Jane Campion has just won the little gold man at the 2022 Oscars: Best Director for her western The Power of the Dog. That nod made her the only female director to have been twice nominated, capping a career that was kick-started when she became the first female director to win the Palme d’Or (for The Piano in 1993).

Campion recently told the Academy Awards blog A Frame the five movies that helped inspire her and director of photography Ari Wegner’s vision for The Power of the Dog. These are those films alongside her comments.


This 1948 neo-Western from filmmaking giant John Huston (The Maltese Falcon) follows two rough-and-tumble wanderers (Humphrey Bogart and Tim Holt) and a veteran prospector (Huston’s father, Walter) as they head into the Sierra Madre mountains to find gold.

Says Campion: “Huston is a brilliant storyteller reminding me of the simple power of causation, one story point after another… There is also a moment when Huston’s story loses its subtlety, such as when Humphrey Bogart’s character too suddenly becomes suspicious and you realise the importance of not doing that, of making sure each plot point is well manoeuvred.”

Campion is a big Paul Thomas Anderson fan (“all his films are a source of inspiration for me”).

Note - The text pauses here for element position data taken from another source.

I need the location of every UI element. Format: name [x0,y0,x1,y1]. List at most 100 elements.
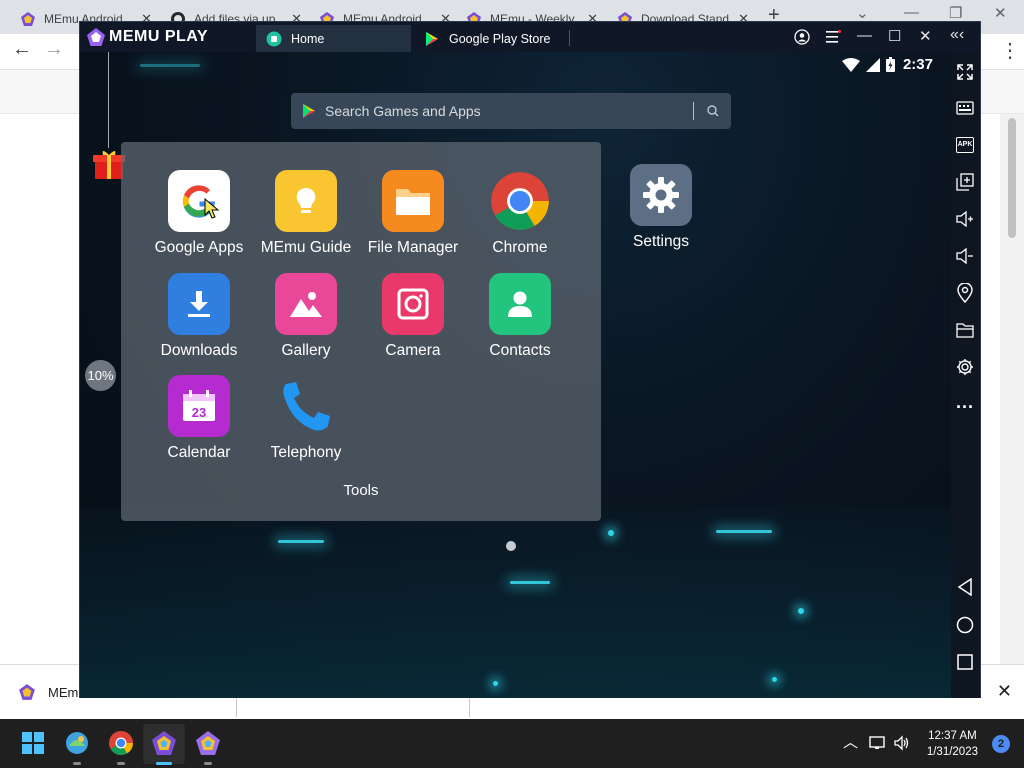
download-item-label: MEm [48,684,79,700]
account-icon[interactable] [794,29,810,45]
more-icon[interactable]: ... [955,392,975,412]
battery-icon [885,57,895,72]
clock-time: 12:37 AM [928,730,977,742]
app-memu-guide[interactable]: MEmu Guide [252,170,360,257]
chevron-down-icon[interactable]: ⌄ [856,4,869,22]
chrome-icon [489,170,551,232]
volume-up-icon[interactable] [955,209,975,229]
app-telephony[interactable]: Telephony [252,375,360,462]
chrome-icon[interactable] [108,730,134,756]
play-store-icon [426,31,438,46]
app-gallery[interactable]: Gallery [252,273,360,360]
network-icon[interactable] [869,735,887,751]
contacts-icon [489,273,551,335]
menu-dots-icon[interactable]: ⋮ [1000,38,1020,63]
tab-home-label: Home [291,31,325,46]
app-file-manager[interactable]: File Manager [359,170,467,257]
app-label: Downloads [160,342,238,359]
signal-icon [865,57,880,72]
close-window-icon[interactable]: ✕ [994,4,1007,22]
minimize-icon[interactable]: — [904,4,919,21]
home-button-icon[interactable] [955,615,975,635]
gift-string [108,52,109,148]
play-store-icon [303,104,315,118]
background-light [716,530,772,533]
divider [236,695,237,717]
app-settings[interactable]: Settings [607,164,715,251]
multi-window-icon[interactable] [955,172,975,192]
running-indicator [117,762,125,765]
close-icon[interactable]: ✕ [919,27,932,45]
close-icon[interactable]: ✕ [997,681,1012,702]
app-label: Camera [385,342,441,359]
background-light [608,530,614,536]
expand-icon[interactable] [955,62,975,82]
widgets-icon[interactable] [64,730,90,756]
speaker-icon[interactable] [893,735,911,751]
app-label: Chrome [492,239,548,256]
restore-icon[interactable]: ❐ [949,4,962,22]
notification-badge[interactable]: 2 [992,735,1010,753]
background-light [278,540,324,543]
chevron-up-icon[interactable]: ︿ [843,731,858,752]
svg-text:23: 23 [192,405,206,420]
back-arrow-icon[interactable]: ← [12,38,32,61]
app-calendar[interactable]: 23 Calendar [145,375,253,462]
system-clock[interactable]: 12:37 AM 1/31/2023 [927,728,978,760]
search-icon[interactable] [705,103,721,119]
android-screen[interactable]: 2:37 Search Games and Apps 10% Google Ap… [80,52,951,698]
app-label: Gallery [281,342,331,359]
download-item[interactable]: MEm [18,683,78,701]
collapse-sidebar-icon[interactable]: «‹ [950,26,964,44]
android-status-bar: 2:37 [841,56,933,73]
app-contacts[interactable]: Contacts [466,273,574,360]
recents-icon[interactable] [955,652,975,672]
search-bar[interactable]: Search Games and Apps [291,93,731,129]
running-indicator [204,762,212,765]
page-scrollbar[interactable] [1000,114,1024,664]
status-time: 2:37 [902,56,933,73]
memu-multi-icon[interactable] [195,730,221,756]
app-label: MEmu Guide [260,239,352,256]
telephony-icon [275,375,337,437]
app-google-apps[interactable]: Google Apps [145,170,253,257]
camera-icon [382,273,444,335]
app-label: Calendar [167,444,231,461]
app-chrome[interactable]: Chrome [466,170,574,257]
progress-indicator[interactable]: 10% [85,360,116,391]
memu-logo-icon [87,28,105,46]
maximize-icon[interactable]: ☐ [888,27,901,45]
app-label: Telephony [270,444,342,461]
menu-icon[interactable] [825,30,841,44]
minimize-icon[interactable]: — [857,27,872,44]
memu-brand: MEMU PLAY [109,28,209,45]
cursor-icon [204,198,220,219]
app-downloads[interactable]: Downloads [145,273,253,360]
forward-arrow-icon[interactable]: → [44,38,64,61]
memu-icon[interactable] [151,730,177,756]
back-icon[interactable] [955,577,975,597]
keyboard-icon[interactable] [955,98,975,118]
volume-down-icon[interactable] [955,246,975,266]
more-label: ... [955,391,974,412]
folder-icon[interactable] [955,320,975,340]
background-light [140,64,200,67]
windows-start-icon[interactable] [20,730,46,756]
folder-title[interactable]: Tools [121,482,601,499]
calendar-icon: 23 [168,375,230,437]
memu-icon [21,12,35,26]
settings-icon [630,164,692,226]
scrollbar-thumb[interactable] [1008,118,1016,238]
tab-google-play-store[interactable]: Google Play Store [414,25,569,52]
divider [569,30,570,46]
app-camera[interactable]: Camera [359,273,467,360]
background-light [772,677,777,682]
location-icon[interactable] [955,283,975,303]
memu-guide-icon [275,170,337,232]
running-indicator [73,762,81,765]
background-floor [80,507,951,698]
apk-icon[interactable]: APK [955,135,975,155]
gear-icon[interactable] [955,357,975,377]
tab-home[interactable]: Home [256,25,411,52]
app-label: Settings [632,233,689,250]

On The Master, loosely based on the founding of Scientology, she says “I like the way that Paul’s films play loose with narrative, sometimes following tight causal patterns, then breaking away to more tangential expressions, seemingly in service of discovering some more elusive quality than the straightforward closure of narrative.”

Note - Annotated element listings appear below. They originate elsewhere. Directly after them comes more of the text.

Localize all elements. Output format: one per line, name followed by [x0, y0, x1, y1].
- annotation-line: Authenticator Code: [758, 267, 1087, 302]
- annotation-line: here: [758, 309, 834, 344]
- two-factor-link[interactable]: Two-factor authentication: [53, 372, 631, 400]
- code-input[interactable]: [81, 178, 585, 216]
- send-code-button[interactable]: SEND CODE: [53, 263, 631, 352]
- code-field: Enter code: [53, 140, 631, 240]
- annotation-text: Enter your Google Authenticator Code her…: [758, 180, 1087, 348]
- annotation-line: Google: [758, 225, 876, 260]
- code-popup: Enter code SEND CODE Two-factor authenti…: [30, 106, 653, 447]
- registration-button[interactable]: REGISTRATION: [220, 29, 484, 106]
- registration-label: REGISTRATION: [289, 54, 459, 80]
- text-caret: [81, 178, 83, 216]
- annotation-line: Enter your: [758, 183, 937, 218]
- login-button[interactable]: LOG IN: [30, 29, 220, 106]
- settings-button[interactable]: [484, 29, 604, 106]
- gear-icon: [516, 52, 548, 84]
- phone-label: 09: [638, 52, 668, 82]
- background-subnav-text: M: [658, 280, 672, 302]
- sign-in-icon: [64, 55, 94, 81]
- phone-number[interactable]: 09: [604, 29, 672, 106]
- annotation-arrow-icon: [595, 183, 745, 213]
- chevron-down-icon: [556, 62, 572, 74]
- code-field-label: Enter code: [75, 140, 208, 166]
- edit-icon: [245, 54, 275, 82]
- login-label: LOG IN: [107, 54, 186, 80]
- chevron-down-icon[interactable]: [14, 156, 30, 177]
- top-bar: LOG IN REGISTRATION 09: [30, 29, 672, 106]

Jonathan Glazer’s 2004 fantasy stars Nicole Kidman, who comes to believe her dead husband is alive inside the body a young boy. “This is such a preposterous proposition”, says Campion, “Yet slowly, then rapidly, it begins to unsettle the new relationship in all too real ways. One of my favorite moments in the film is an emotional slow track into Anna’s face at the opera as we see her thinking about the boy as her dead husband’s reincarnation.”

And then there’s a Terrence Malick deuce, staring with Badlands which Campion calls “A perfect film… Sissy Spacek is beautiful and unique in a way we rarely see in films. Reading about how Malick works with his actors, I discover that he makes adjustments to his story to include the unique qualities of his actors, such as Sissy’s baton twirling.”

This is Malick’s second feature, with Richard Gere playing a poor farmhand who convinces the woman he loves to marry his wealthy, dying boss in order to claim his fortune. Says Campion: “Returning to this film, I appreciated the sustained mood of romance and impending doom. It is a long way from the atmosphere of The Power of the Dog, but very close in period and the importance of nature. It helped me think about my film and the right choices for my story.”